Monday, November 13, 2023

While You Still Have Them

While you have your legs, run freely in the grass. Feel the earth between your toes, play tag with your friends, catch touchdowns, and let the sun tire you out. While you have your hands, conduct full symphonies. Write love letters and journal your happiest memories, get an A+ on your assignments. Run your fingers over colorful flowers and warm sand beaches. 

While you have your mind, create masterpieces like only you can. Organize lists, raise funds for great causes, tell stories, and soak up every drop of knowledge that today's world has waiting for you. Learn more about things you love and research things you've never heard of. 

While you still have your teeth, smile the biggest and brightest smile until your cheeks hurt. Laugh with a full belly, spend time with people who make you brighter, and even smile in the face of adversity and dark nights. Smile so brightly that the world needs sunglasses. 

While you still have your family and friends, appreciate them fully. Spend time with the ones you can, and check up on the ones you can't. Use your phone to brighten someone else's day by simply saying 'hello'. Cancel other plans to be a shoulder when they're sad, or toast to their success. When they've won, you've won. Hug too long, squeeze too tight. Say 'I love you' often, but NEVER say 'goodbye'.

Our days are too short, and they go by way too fast. The gifts and the people and the places that fill your daily life today, will be gone next year, or next month, or next week.  Love these things now, while you still have them. 

Thursday, July 27, 2023

Shutting Out The Noise

We are busy. We are stressed. We are overwhelmed. We are under-rested. We are unsure. We are stacking our over-filled plates on top of each other until it's too high to even see what's directly in front of us. This whirling blur of a roller coaster is called adulthood. And without any outside forces giving us anything else to do, we will be busy and stressed about SOMETHING for the rest of our too-short lives. That's why it's important to minimize the noise. 

This blog isn't meant to be a fatalistic, doom and gloom look at life as an adult. It's not even meant to be a PSA about stress. You will balance your life once you get the rhythm down, and you'll figure out where your priorities and decompression activities lay. This blog is about taking care of yourself and your responsibilities first and foremost. It's about picking your battles. Knowing what to go to war over, and when to lay down your sword and take off your armor.  

In today's world, everybody wants to be outspoken and identifiable with their causes. And there is a lot of nobility in that. But in constantly fighting for others and bareing other crosses, we often forget about our own daily battles. Enough time filling others' cups will surely leave you parched and empty and behind on your own care. 

I'm not saying not to be an activist, or not to be there for your relationships.

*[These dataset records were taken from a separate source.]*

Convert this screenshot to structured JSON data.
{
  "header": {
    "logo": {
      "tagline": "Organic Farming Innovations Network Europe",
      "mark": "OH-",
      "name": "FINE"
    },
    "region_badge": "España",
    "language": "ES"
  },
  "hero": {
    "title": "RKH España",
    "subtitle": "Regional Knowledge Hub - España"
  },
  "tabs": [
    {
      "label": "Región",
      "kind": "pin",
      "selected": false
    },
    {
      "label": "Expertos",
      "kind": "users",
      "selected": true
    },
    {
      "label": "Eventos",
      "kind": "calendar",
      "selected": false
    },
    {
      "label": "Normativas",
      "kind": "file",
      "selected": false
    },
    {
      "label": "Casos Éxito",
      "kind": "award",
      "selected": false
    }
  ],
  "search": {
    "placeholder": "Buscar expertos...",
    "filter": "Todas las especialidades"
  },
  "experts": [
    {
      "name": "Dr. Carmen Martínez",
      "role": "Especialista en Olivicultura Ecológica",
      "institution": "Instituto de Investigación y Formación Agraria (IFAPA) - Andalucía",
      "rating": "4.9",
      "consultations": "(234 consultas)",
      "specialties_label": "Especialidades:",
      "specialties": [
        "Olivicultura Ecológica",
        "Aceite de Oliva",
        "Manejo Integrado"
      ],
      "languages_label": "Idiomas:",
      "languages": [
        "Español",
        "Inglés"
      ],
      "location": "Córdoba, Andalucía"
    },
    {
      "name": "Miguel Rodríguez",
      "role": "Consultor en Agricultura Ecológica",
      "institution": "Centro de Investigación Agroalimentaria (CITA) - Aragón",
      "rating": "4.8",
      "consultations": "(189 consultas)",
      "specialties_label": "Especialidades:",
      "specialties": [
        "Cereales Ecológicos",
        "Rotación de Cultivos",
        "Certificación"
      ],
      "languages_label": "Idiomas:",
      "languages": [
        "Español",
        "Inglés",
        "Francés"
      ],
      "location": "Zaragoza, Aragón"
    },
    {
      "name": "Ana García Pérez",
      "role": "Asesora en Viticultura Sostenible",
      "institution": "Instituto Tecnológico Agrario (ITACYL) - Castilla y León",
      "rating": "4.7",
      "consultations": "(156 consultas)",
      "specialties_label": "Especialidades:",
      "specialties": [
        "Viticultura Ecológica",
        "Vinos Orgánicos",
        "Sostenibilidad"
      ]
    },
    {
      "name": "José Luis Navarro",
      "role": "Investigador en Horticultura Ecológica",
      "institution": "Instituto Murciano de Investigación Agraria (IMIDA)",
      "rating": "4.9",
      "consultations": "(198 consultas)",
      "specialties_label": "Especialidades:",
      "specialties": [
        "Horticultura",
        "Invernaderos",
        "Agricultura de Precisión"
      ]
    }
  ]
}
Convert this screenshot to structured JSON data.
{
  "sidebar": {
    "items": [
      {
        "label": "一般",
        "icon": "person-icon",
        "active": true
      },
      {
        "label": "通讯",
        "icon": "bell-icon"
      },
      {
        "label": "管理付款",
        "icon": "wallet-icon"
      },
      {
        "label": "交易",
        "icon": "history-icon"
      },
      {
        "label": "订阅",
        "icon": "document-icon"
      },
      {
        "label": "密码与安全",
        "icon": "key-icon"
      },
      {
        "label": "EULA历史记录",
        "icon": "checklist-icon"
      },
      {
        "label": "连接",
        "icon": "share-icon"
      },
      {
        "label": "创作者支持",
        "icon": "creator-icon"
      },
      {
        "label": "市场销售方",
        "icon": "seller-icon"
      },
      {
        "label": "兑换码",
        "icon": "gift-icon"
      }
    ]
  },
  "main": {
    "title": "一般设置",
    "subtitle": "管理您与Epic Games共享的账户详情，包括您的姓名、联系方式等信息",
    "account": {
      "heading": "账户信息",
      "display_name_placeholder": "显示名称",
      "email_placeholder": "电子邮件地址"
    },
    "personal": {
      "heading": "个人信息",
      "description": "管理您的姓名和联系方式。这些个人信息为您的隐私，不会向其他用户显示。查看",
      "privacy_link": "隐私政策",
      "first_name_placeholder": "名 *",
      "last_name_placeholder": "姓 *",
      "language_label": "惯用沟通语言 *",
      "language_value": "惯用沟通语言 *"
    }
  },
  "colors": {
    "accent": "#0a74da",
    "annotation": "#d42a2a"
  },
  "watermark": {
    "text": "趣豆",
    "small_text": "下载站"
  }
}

Those things are important. But it's equally (if not more) important to take care of your own mind, body, house, and rest. As much as we'd like to, we can't be everywhere at once. So sometimes, we have to just BE. Get busy with the things that make YOU happy, and make time for the things that heal YOU. 

The world is hard enough without extra people forcing negativity into our orbit. You don't always have to stand for something, and you don't always have to react with energy, anger, and quickness. Marinate on the people around you, and take time to bring in the things that give you peace. The rest may just be noise that is causing you to lose sight of your own important future. 

Thursday, June 29, 2023

Grieving

I lost my Uncle Jerry this past week, and it brought a wave of emotions all around me. I saw him struggle, and it made me upset to see such an upbeat guy in so much pain. But I saw him cognizant, even dying in hospice, still cracking jokes. His sharpness and his detailed stories, even while he was gasping for breath, were astounding to me. It made me think about the duality of life, and our responses to tough circumstances. 

Here was this man, laying there as everyone said "see you later" (I never say "goodbye") on his deathbed, still telling me he was proud of me, and trying to motivate me. If being surrounded by loved ones and telling old stories isn't the perfect legacy, then trying to help others at the end, surely is. My Uncle Jerry had both. 

It was painfully sad to lose his physical presence, and I broke down a bit outside of his room. It's hard to see your family cry, and it's even harder knowing that you haven't seen most of them in years. As weddings and funerals become the most prevalent markers of the passage of time, we see our mortality as others look at how much we've grown. Infants become adults, adults become weathered matriarchs, and weathered matriarchs become dearly departed. The cycle moves on, all too quickly. 

I said all of that to say: that the most vivid memories I had this week were of my uncle, mobile and smiling. Me as a happy child, running freely, his little "Merink". So, when you do see your old family and friends, hug them a little longer. Call them more, take more pictures, tell them you're proud of them. The harsh reality is, they won't be here for long. But remember them as the people that raised you when life was easier, bigger, and more timeless. We all need to hold onto that part of us a little longer. Uncle Jerry would've wanted it that way. 

See you soon, Uncle Jerry. Your Merink is proud of you.